Home Care for Doggy Diarrhea

  • If your pekingese is an adult, healthy except for the diarrhea, withhold his food for 12 hours. Make sure that he has complete access of clean water round the clock to prevent dehydration.
  • After 12 hours, give him a bland, fat-free diet. It is recommended you give him ground turkey along with mashed pumpkin. Cook the turkey to remove the fat and grease. Also make sure that your pumpkin is freshly cooked or plain canned ones. If you cannot find a pumpkin, you can substitute it with sweet potatoes or even an instant mashed potatoes.
  • Do not give him the traditional rice and ground beef for now. Even the most lean meat has a lot of fat which can worsen his diarrhea. Rice may be bland but it is highly fermentable. Fermenting rice inside your pekingese’s colon that has diarrhea will only increase gassiness.
  • Pureed sweet potato or pumpkin can be better for your pekingese because of their large surface area. It is also readily absorbed. Mix your cooked ground turkey and pureed pumpkin or sweet potato in his bowl 50-50. Feed him 2-3 small meals per day until his stool is back to normal, which is usually 72 hours after.

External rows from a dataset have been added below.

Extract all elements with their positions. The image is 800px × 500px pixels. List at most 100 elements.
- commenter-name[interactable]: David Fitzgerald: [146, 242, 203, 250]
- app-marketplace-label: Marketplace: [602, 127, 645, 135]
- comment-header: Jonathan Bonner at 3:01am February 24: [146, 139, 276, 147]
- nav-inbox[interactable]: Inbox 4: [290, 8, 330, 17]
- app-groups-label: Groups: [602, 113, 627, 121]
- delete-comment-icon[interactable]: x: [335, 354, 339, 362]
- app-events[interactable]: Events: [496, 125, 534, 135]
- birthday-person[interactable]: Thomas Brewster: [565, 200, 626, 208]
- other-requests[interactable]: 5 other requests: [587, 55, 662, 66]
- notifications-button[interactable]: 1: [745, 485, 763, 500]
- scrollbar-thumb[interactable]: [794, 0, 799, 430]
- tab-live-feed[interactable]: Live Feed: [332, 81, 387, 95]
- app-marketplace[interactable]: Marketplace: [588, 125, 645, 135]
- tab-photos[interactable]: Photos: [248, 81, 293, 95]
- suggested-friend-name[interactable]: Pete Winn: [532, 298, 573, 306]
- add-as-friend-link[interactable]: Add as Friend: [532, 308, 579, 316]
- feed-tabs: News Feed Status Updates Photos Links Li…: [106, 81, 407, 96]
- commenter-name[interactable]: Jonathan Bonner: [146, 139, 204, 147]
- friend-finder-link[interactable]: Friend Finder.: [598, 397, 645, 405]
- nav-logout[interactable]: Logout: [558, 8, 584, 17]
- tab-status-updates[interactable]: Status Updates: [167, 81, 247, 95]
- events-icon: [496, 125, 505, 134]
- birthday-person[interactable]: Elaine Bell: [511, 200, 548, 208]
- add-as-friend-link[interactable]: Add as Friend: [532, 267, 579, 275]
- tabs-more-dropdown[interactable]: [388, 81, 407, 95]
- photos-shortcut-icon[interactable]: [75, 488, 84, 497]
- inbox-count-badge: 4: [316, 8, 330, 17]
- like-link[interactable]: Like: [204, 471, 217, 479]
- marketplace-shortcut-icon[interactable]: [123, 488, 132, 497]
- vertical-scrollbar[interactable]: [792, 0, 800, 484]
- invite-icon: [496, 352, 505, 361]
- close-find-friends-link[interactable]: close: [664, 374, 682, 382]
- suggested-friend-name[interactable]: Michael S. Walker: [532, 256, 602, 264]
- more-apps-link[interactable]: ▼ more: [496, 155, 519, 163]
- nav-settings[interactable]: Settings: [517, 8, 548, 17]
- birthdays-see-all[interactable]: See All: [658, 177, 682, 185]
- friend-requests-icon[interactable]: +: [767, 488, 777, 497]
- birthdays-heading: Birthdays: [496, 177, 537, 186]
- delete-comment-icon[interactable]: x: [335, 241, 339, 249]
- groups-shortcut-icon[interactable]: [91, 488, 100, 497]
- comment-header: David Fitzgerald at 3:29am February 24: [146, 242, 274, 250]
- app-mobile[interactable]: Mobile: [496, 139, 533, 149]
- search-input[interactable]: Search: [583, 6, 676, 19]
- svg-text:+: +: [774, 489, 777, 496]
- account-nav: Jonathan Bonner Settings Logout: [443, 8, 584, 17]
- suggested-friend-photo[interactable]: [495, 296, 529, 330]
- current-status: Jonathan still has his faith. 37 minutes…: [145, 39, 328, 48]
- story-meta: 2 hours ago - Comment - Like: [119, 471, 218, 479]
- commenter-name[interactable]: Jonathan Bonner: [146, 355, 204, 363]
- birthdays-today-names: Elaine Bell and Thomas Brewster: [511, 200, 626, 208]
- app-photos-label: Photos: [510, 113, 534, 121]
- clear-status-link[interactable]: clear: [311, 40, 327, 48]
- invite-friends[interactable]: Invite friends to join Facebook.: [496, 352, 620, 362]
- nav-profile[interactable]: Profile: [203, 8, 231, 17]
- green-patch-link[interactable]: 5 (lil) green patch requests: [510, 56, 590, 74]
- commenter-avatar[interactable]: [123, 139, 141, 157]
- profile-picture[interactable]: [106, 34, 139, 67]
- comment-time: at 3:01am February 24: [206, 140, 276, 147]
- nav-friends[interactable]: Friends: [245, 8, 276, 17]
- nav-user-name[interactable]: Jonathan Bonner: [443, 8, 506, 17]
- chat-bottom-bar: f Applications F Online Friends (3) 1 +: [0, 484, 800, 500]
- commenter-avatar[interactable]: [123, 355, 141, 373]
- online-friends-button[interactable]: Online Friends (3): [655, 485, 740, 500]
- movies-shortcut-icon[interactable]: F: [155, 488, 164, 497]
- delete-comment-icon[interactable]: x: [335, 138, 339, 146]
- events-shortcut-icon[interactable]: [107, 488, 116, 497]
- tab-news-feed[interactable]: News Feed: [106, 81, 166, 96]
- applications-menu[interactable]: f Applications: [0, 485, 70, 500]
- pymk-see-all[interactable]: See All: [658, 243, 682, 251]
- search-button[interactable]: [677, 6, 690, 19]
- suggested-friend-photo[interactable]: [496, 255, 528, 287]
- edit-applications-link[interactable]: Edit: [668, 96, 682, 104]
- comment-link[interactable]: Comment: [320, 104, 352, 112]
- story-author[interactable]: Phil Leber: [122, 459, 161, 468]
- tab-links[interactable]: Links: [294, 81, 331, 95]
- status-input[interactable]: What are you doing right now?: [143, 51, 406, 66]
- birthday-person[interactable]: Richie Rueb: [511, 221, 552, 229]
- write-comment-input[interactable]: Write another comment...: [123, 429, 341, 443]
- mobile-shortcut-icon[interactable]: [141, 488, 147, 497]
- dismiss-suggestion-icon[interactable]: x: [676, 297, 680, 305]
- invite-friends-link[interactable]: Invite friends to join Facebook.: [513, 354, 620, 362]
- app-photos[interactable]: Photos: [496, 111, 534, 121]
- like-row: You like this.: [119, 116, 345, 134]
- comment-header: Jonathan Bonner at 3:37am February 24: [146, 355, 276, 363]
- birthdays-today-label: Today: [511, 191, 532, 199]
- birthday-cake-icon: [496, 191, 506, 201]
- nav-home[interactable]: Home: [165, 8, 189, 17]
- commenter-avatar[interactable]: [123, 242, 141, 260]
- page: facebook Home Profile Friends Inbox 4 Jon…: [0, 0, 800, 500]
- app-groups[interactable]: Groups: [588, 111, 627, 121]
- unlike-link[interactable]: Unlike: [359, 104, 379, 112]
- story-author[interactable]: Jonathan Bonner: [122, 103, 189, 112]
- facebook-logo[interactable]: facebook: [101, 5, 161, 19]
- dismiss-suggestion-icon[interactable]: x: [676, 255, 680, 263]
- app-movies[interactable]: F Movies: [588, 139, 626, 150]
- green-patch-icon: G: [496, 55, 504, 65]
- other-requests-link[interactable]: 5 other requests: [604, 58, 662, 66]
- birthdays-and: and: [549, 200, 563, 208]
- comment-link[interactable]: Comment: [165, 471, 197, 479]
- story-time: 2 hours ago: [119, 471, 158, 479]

  • Another natural anti-diarrhea remedy is an herb called slippery elm bark. Always store this herb on hand at home so that you don’t have to go running to the store when diarrhea strikes your pekingese. Being all natural, slippery elm bark is safe for adults, puppies and senior dogs alike and it is also safe to mix with other medications. I advise you to mix 1/2 tsp per 10 lbs of your dog’s weight into his bland diet meal.
  • If after 3 days his diarrhea isn’t fixed yet, bring him to the vet immediately.

By no means the aforementioned causes are the complete list of diarrhea in dogs. There are even lots of books written on this single subject alone. Just be alert when your pekingese is having this one and know when to bring him to the vet for immediate medical attention.